Une confrontation régionale qui s'élargit dangereusement
Comme depuis le début du conflit déclenché le 28 février par des bombardements israélo-américains coordonnés, Téhéran a également continué à prendre pour cible des intérêts directement liés aux États-Unis dans la région stratégique du Golfe. Cette confrontation militaire se joue simultanément au Liban, où opère le Hezbollah, allié historique et puissant de Téhéran, ajoutant une dimension régionale complexe à ce conflit déjà volatile.

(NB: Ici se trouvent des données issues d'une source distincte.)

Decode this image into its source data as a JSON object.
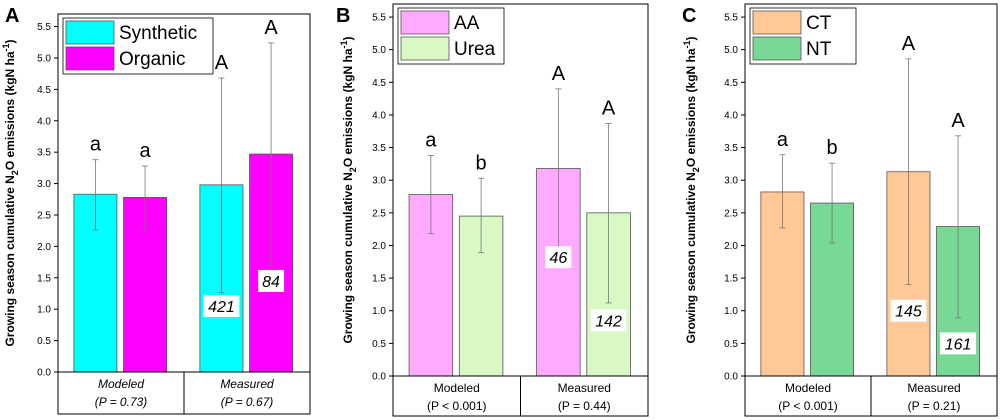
{
  "chart_data": [
    {
      "type": "bar",
      "panel_letter": "A",
      "ylabel_pre": "Growing season cumulative N",
      "ylabel_sub": "2",
      "ylabel_post": "O emissions (kgN ha",
      "ylabel_sup": "-1",
      "ylabel_end": ")",
      "ylim": [
        0,
        5.7
      ],
      "yticks": [
        "0.0",
        "0.5",
        "1.0",
        "1.5",
        "2.0",
        "2.5",
        "3.0",
        "3.5",
        "4.0",
        "4.5",
        "5.0",
        "5.5"
      ],
      "group_labels": [
        {
          "line1": "Modeled",
          "line2": "(P = 0.73)"
        },
        {
          "line1": "Measured",
          "line2": "(P = 0.67)"
        }
      ],
      "group_italic": true,
      "legend": [
        "Synthetic",
        "Organic"
      ],
      "colors": [
        "#00ffff",
        "#ff00ff"
      ],
      "series": [
        {
          "name": "Synthetic",
          "values": [
            2.83,
            2.98
          ],
          "err_low": [
            2.26,
            1.26
          ],
          "err_high": [
            3.38,
            4.68
          ]
        },
        {
          "name": "Organic",
          "values": [
            2.78,
            3.47
          ],
          "err_low": [
            2.26,
            1.69
          ],
          "err_high": [
            3.28,
            5.24
          ]
        }
      ],
      "letters": [
        [
          "a",
          "a"
        ],
        [
          "A",
          "A"
        ]
      ],
      "sample_sizes": [
        {
          "text": "421",
          "series": 0,
          "group": 1,
          "y": 1.05
        },
        {
          "text": "84",
          "series": 1,
          "group": 1,
          "y": 1.45
        }
      ]
    },
    {
      "type": "bar",
      "panel_letter": "B",
      "ylabel_pre": "Growing season cumulative N",
      "ylabel_sub": "2",
      "ylabel_post": "O emissions (kgN ha",
      "ylabel_sup": "-1",
      "ylabel_end": ")",
      "ylim": [
        0,
        5.7
      ],
      "yticks": [
        "0.0",
        "0.5",
        "1.0",
        "1.5",
        "2.0",
        "2.5",
        "3.0",
        "3.5",
        "4.0",
        "4.5",
        "5.0",
        "5.5"
      ],
      "group_labels": [
        {
          "line1": "Modeled",
          "line2": "(P < 0.001)"
        },
        {
          "line1": "Measured",
          "line2": "(P = 0.44)"
        }
      ],
      "group_italic": false,
      "legend": [
        "AA",
        "Urea"
      ],
      "colors": [
        "#ffaaff",
        "#d9f8c4"
      ],
      "series": [
        {
          "name": "AA",
          "values": [
            2.78,
            3.18
          ],
          "err_low": [
            2.18,
            1.95
          ],
          "err_high": [
            3.38,
            4.4
          ]
        },
        {
          "name": "Urea",
          "values": [
            2.45,
            2.5
          ],
          "err_low": [
            1.89,
            1.12
          ],
          "err_high": [
            3.03,
            3.87
          ]
        }
      ],
      "letters": [
        [
          "a",
          "b"
        ],
        [
          "A",
          "A"
        ]
      ],
      "sample_sizes": [
        {
          "text": "46",
          "series": 0,
          "group": 1,
          "y": 1.82
        },
        {
          "text": "142",
          "series": 1,
          "group": 1,
          "y": 0.85
        }
      ]
    },
    {
      "type": "bar",
      "panel_letter": "C",
      "ylabel_pre": "Growing season cumulative N",
      "ylabel_sub": "2",
      "ylabel_post": "O emissions (kgN ha",
      "ylabel_sup": "-1",
      "ylabel_end": ")",
      "ylim": [
        0,
        5.7
      ],
      "yticks": [
        "0.0",
        "0.5",
        "1.0",
        "1.5",
        "2.0",
        "2.5",
        "3.0",
        "3.5",
        "4.0",
        "4.5",
        "5.0",
        "5.5"
      ],
      "group_labels": [
        {
          "line1": "Modeled",
          "line2": "(P < 0.001)"
        },
        {
          "line1": "Measured",
          "line2": "(P = 0.21)"
        }
      ],
      "group_italic": false,
      "legend": [
        "CT",
        "NT"
      ],
      "colors": [
        "#ffc896",
        "#78d896"
      ],
      "series": [
        {
          "name": "CT",
          "values": [
            2.82,
            3.13
          ],
          "err_low": [
            2.27,
            1.4
          ],
          "err_high": [
            3.39,
            4.86
          ]
        },
        {
          "name": "NT",
          "values": [
            2.65,
            2.29
          ],
          "err_low": [
            2.04,
            0.89
          ],
          "err_high": [
            3.26,
            3.68
          ]
        }
      ],
      "letters": [
        [
          "a",
          "b"
        ],
        [
          "A",
          "A"
        ]
      ],
      "sample_sizes": [
        {
          "text": "145",
          "series": 0,
          "group": 1,
          "y": 1.0
        },
        {
          "text": "161",
          "series": 1,
          "group": 1,
          "y": 0.5
        }
      ]
    }
  ]
}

Un bilan humanitaire catastrophique au Liban
Selon les autorités libanaises officielles, les hostilités incessantes ont provoqué des conséquences humanitaires dramatiques avec plus de 1300 morts confirmés et plus d'un million de personnes déplacées de force, créant une crise humanitaire majeure dans la région. Cette situation alarmante souligne l'urgence d'une résolution diplomatique pour mettre fin aux souffrances des populations civiles prises au piège de ces affrontements.